Wednesday, 17 July 2013
University of Adelaide marine biologists have found that reducing nutrient pollution in coastal marine environments should help protect kelp forests from the damaging effects of rising CO2.
The researchers have found a combined effect on kelp forests from nutrient pollution and higher CO2, which could have a devastating impact on Australia's marine ecosystems.
"When we manipulated CO2 and nutrient levels in an experimental marine ecosystem we found the effect of both of them together was greater than the sum of their individual impacts," says Dr Bayden Russell, of the University's Environment Institute and Senior Lecturer in the School of Earth and Environmental Sciences.
The project, by PhD student Laura Falkenberg, found that removing the nutrients from the water removed the combined effect, improving the environment for kelp growth.
Kelp forests are one of the most productive marine ecosystems in colder waters and form the basis of food webs for many fish and other marine life. "They are the coral reefs of colder waters," Dr Russell says.

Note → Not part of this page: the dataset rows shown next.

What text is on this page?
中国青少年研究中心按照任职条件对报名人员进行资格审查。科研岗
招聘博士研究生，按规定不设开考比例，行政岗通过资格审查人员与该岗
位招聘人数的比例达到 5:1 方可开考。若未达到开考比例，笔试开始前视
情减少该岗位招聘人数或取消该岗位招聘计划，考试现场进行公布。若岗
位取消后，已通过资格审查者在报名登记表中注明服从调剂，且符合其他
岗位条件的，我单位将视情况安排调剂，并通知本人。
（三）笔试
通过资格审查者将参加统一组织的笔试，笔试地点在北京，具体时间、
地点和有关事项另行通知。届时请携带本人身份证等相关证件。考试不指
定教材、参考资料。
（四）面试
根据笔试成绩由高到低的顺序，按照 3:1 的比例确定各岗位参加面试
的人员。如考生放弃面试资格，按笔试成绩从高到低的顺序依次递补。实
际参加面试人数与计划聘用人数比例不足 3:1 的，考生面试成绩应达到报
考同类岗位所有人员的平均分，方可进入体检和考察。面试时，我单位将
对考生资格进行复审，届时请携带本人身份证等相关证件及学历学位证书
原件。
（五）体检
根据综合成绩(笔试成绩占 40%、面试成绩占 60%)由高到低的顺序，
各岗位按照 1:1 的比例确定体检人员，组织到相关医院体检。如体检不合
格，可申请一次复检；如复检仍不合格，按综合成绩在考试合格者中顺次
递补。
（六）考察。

"Increased nutrients from agriculture, wastewater discharge and stormwater on urban coasts are already causing damage to kelp populations in our coastal waters but our research shows that, as CO2 rises the impacts will be much worse and we could lose these really important marine habitats," says Dr Russell.
The researchers grew kelp in experimental tanks floating in the North Haven Boat Harbour with different combinations of added nutrients and CO2. They measured the growth of turf algae which is a precursor to kelp forest loss. As the turf algae grows it displaces the kelp.
"When we removed the nutrients but kept the CO2 high we found that after six months we'd reduced the turf algae by 75% - we'd removed that synergistic effect," says Dr Russell.
"As we face a future of climate change and higher CO2 levels, there is considerable evidence that our marine ecosystems are going to be severely impacted. We won't be able to manage those global factors at the local level, but what we can manage is local nutrient pollution into our seas from urban areas," he says.
"This work has shown that by reducing the nutrients we should be able to substantially reduce the impact of rising CO2. The bottom line is that we need to reduce the nutrient pollution now."
The research is continuing with larger tanks, known as mesocosms, set up at West Beach and in natural marine areas where CO2 seeps into the water from seabed volcanic activity in New Zealand.